Dendi Korban Kriminalisasi Yang Ditarget ?

0
Bagikan ke :

LAMPUNG — (HANDALNEWS.ID). Semenjak awal, Kejaksaan Tinggi Lampung memang sudah menarget untuk memenjarakan Dendi Ramadhona dalam pusaran kasus proyek SPAM yang nilainya hanya 8,2 miliar Rupiah. Kasus yang membelit mantan bupati Pesawaran itu lebih terasa seperti atensi khusus dengan tujuan tertentu ketimbang murni penegakan hukum.

Koordinator Gerakan Rakyat Anti Korupsi (GRAK) Lampung, Chaidir, menyebut jika pihak Kejaksaan Tinggi Lampung telah melakukan suatu perbuatan dzolim dengan menetapkan mantan bupati Pesawaran dua periode, Dendi Ramadhona, sebagai tersangka dalam kasus Korupsi proyek Sistem Penyediaan Air Minum (SPAM) tahun 2022.

Menurut Chaidir, seorang kepala daerah tidak bisa disangkakan melakukan suatu perbuatan melawan hukum hanya berdasarkan kebijakannya yang dianggap keliru, karena sistem pemerintahan tidak bersifat tunggal dan berdiri sendiri.

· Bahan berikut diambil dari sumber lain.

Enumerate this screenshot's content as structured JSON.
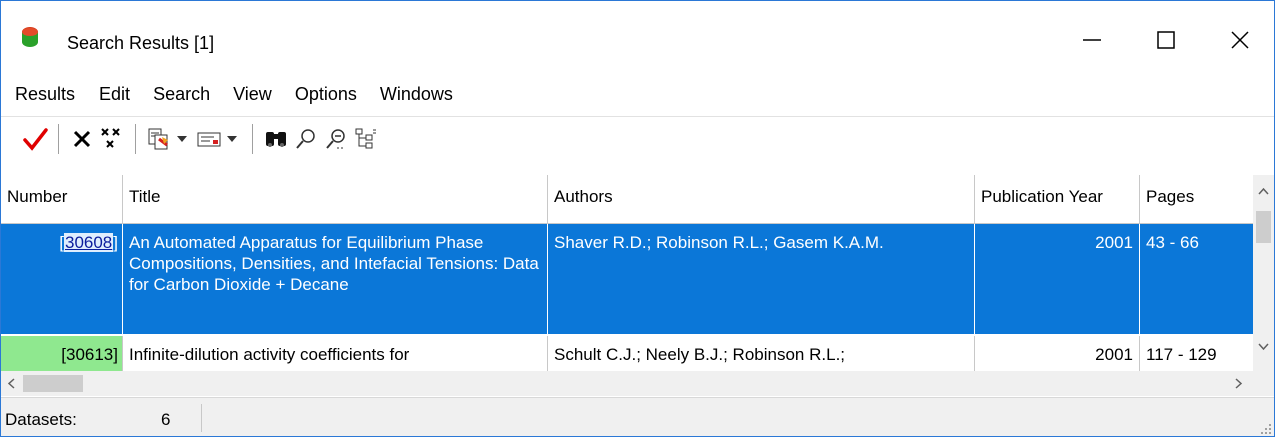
{
  "window": {
    "title": "Search Results [1]"
  },
  "menu": [
    "Results",
    "Edit",
    "Search",
    "View",
    "Options",
    "Windows"
  ],
  "toolbar": {
    "icons": [
      "checkmark-icon",
      "delete-icon",
      "delete-all-icon",
      "copy-export-icon",
      "dropdown",
      "message-icon",
      "dropdown",
      "binoculars-icon",
      "zoom-icon",
      "zoom-out-icon",
      "tree-view-icon"
    ]
  },
  "grid": {
    "columns": [
      "Number",
      "Title",
      "Authors",
      "Publication Year",
      "Pages"
    ],
    "rows": [
      {
        "number": "30608",
        "title": "An Automated Apparatus for Equilibrium Phase Compositions, Densities, and Intefacial Tensions: Data for Carbon Dioxide + Decane",
        "authors": "Shaver R.D.; Robinson R.L.; Gasem K.A.M.",
        "year": "2001",
        "pages": "43 - 66",
        "selected": true
      },
      {
        "number": "[30613]",
        "title": "Infinite-dilution activity coefficients for",
        "authors": "Schult C.J.; Neely B.J.; Robinson R.L.;",
        "year": "2001",
        "pages": "117 - 129",
        "selected": false
      }
    ]
  },
  "status": {
    "label": "Datasets:",
    "value": "6"
  },
  "colors": {
    "selection": "#0b77d8",
    "row_marker": "#8fe88f",
    "window_border": "#2b78d6"
  }
}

“Jadi kalau ternyata dalam pelaksanaannya terjadi masalah yang mengarah pada timbulnya potensi kerugian Negara, maka yang bertanggung jawab adalah pelaksana teknis dan pelaksana kegiatan. Namun, jika kemudian persoalannya digiring kepada pihak tertentu, ini juga merupakan bentuk ketidakadilan dalam proses penegakan hukum,” ujarnya.

Bagi Chaidir, sikap Kejaksaan Tinggi Lampung dalam pengungkapan kasus dugaan Korupsi SPAM Pesawaran hanya merupakan sarana untuk mencari panggung dalam menarik simpati publik.

“Dalam kasus ini (SPAM Pesawaran-red), pihak Kejaksaan Tinggi Lampung sukses membangun citra sebagai protagonis dan pihak lainnya sebagai antagonis, dimana pada akhirnya tingkat kepercayaan masyarakat terhadap pemerintahan daerah semakin merosot dan menghambat jalannya pembangunan yang memang sudah terseok-seok,” tukasnya.

Lebih lanjut Chaidir mengatakan jika sejatinya mantan bupati Pesawaran, Dendi Rhomadona, merupakan korban dari proses penegakan hukum yang dilakukan pihak Kejaksaan Tinggi Lampung. “Seharusnya pokok kasus ini cukup ditangani Kejari Pesawaran, namun karena ingin memperoleh isu yang lebih besar dan menarik perhatian, maka Kejati Lampung mengambil alih dengan ‘menumbalkan’ mantan bupati Pesawaran,” urainya.

Chaidir menambahkan, jika memang pihak Kejaksaan Tinggi Lampung betul-betul ingin melakukan penegakan hukum dalam pemberantasan Korupsi, seharusnya bisa mengungkap deretan kasus-kasus besar yang nilainya jauh lebih besar dengan banyak dugaan yang melibatkan oknum-oknum pejabat aktif.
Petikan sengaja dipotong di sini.